Less than two years after being named Alabama's Teacher of the Year, Ann Marie Corgill resigned her post this week, citing her frustration with bureaucracy. After Corgill was moved from teaching second grade to fifth, she was told she wasn't qualified to teach fifth-graders.

In January, Corgill was named one of four finalists for the National Teacher of the Year award. She is a 21-year teaching veteran whose story — and candid resignation letter — has made waves in the education community and beyond.

After running into a "wall of bureaucracy," Corgill said in a statement to AL.com, "When the news came that I was not considered highly qualified, my frustration boiled over."

When she was named Alabama's elementary school Teacher of the Year in the spring of 2014, Corgill taught fourth graders at Cherokee Bend Elementary, in Mountain Brook.
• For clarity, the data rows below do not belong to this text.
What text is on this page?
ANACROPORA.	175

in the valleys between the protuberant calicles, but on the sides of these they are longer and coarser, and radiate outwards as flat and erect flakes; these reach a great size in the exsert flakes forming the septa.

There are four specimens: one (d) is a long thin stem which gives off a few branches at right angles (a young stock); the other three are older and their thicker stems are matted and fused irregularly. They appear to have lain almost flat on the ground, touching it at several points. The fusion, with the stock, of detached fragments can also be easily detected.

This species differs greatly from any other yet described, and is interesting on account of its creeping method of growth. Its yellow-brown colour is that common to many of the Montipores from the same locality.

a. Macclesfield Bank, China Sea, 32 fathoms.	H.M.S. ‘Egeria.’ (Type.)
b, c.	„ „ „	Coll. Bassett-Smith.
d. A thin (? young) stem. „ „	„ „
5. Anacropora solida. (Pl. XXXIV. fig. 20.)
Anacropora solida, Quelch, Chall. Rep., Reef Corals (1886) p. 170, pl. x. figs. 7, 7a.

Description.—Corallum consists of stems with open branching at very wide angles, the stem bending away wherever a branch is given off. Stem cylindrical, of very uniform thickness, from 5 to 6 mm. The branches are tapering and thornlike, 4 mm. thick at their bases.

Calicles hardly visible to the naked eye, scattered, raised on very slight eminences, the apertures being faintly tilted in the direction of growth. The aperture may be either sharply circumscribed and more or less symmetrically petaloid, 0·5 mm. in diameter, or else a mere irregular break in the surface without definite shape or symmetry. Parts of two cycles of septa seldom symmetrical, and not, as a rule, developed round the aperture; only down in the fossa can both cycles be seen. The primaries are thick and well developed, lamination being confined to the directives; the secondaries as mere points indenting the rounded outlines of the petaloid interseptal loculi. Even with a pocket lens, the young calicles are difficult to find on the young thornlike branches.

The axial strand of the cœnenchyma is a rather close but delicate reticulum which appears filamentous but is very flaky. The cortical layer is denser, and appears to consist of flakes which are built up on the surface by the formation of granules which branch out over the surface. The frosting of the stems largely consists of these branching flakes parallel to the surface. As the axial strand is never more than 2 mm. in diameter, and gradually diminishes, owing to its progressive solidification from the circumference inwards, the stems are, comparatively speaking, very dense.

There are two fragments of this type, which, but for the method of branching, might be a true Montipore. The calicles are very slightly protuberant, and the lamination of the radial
In August, she was hired to teach second grade at Birmingham's Oliver Elementary, which Alabama Public Radio describes as "a low-income, federally funded school."
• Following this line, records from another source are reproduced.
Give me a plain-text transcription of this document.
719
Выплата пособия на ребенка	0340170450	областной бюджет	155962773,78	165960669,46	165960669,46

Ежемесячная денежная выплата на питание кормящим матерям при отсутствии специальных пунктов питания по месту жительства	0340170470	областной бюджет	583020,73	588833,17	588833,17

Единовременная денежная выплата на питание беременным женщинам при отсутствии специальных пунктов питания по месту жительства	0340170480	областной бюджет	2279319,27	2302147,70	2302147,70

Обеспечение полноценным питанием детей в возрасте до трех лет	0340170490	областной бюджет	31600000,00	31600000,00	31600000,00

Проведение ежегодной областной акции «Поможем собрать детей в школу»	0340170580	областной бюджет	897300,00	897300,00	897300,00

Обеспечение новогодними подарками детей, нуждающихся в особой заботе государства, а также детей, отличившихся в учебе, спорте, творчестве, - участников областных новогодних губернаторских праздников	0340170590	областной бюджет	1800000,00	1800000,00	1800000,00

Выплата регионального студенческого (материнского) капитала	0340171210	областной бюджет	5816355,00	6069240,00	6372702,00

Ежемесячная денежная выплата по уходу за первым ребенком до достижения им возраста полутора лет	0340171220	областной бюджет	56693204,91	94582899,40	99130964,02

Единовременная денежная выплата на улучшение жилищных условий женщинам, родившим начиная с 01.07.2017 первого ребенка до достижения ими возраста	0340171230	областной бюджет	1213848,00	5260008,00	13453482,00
But after the school year started, Corgill was shifted to fifth grade — and that's when things started to unravel.

Saying that she had been "excited and confident" about helping her students, Corgill wrote in her resignation letter (which was acquired by AL.com) that she had "worked long hours to give these fifth graders my best teaching, my support, and my love." She said that after just five weeks, the results had made her proud.

But then Corgill cited the views of both Birmingham and Alabama administrators — that she's not qualified to teach above third grade, and that to do so, she would need to acquire an additional state certification.

Corgill wrote that she holds certificates in early childhood education, both of them with "highly qualified" status. She added that despite her National Board Certification as a middle childhood educator — which certifies her to teach children up to the age of 12 — the administrators had determined that she must apply for a new Alabama certificate.

"After 21 years of teaching in grades 1-6 I have no answers as to why this is a problem now," Corgill wrote, "so instead of paying more fees, taking more tests, and proving once again that I am qualified to teach, I am resigning."

Corgill's last day was Friday. Responding to her resignation, Alabama State Superintendent Thomas Bice told AL.com that the Birmingham school's designation as a federal Title I facility puts teachers under different requirements than those of Corgill's previous school. That means she can't teach above third grade at the Birmingham school, he said.

In addition to the certification questions, Corgill also cited an accounting error, saying that she wasn't paid for her first month of work until last Friday. In her letter to the Birmingham Board of Education, she said that she's still waiting for an explanatory letter to help her deal with her creditors and credit agencies.

Coping with that situation while teaching, she said, was "stressful at best."

Corgill concludes:

"Please know that I wanted to give my all and share my expertise with Birmingham City Schools. In order to attract and retain the best teachers, we must feel trusted, valued, and treated as professionals. It is my hope that my experience can inform new decisions, policies, and procedures to make Birmingham City Schools a place everyone wants to work and learn."

An Alabama native, Corgill has taught at several schools in the state, along with the Manhattan New School in New York City. She also wrote a book about education and writing, called Of Primary Importance.

As The Washington Post's Valerie Strauss writes, "Corgill isn't the first high-achieving teacher to resign this year. Stacie Starr, a ninth-grade intervention specialist in Elyria City Schools in Ohio, who was selected as 'Top Teacher' last year in a national search by the popular television show Live with Kelly and Michael, said earlier this year she was quitting."

Starr, a 15-year veteran, said that months of standardized state testing had taken over her classroom and was hurting her students.

In Alabama, Corgill says that despite her frustration, she isn't done with teaching. She told AL.com Friday that she "will continue to give my life to the profession."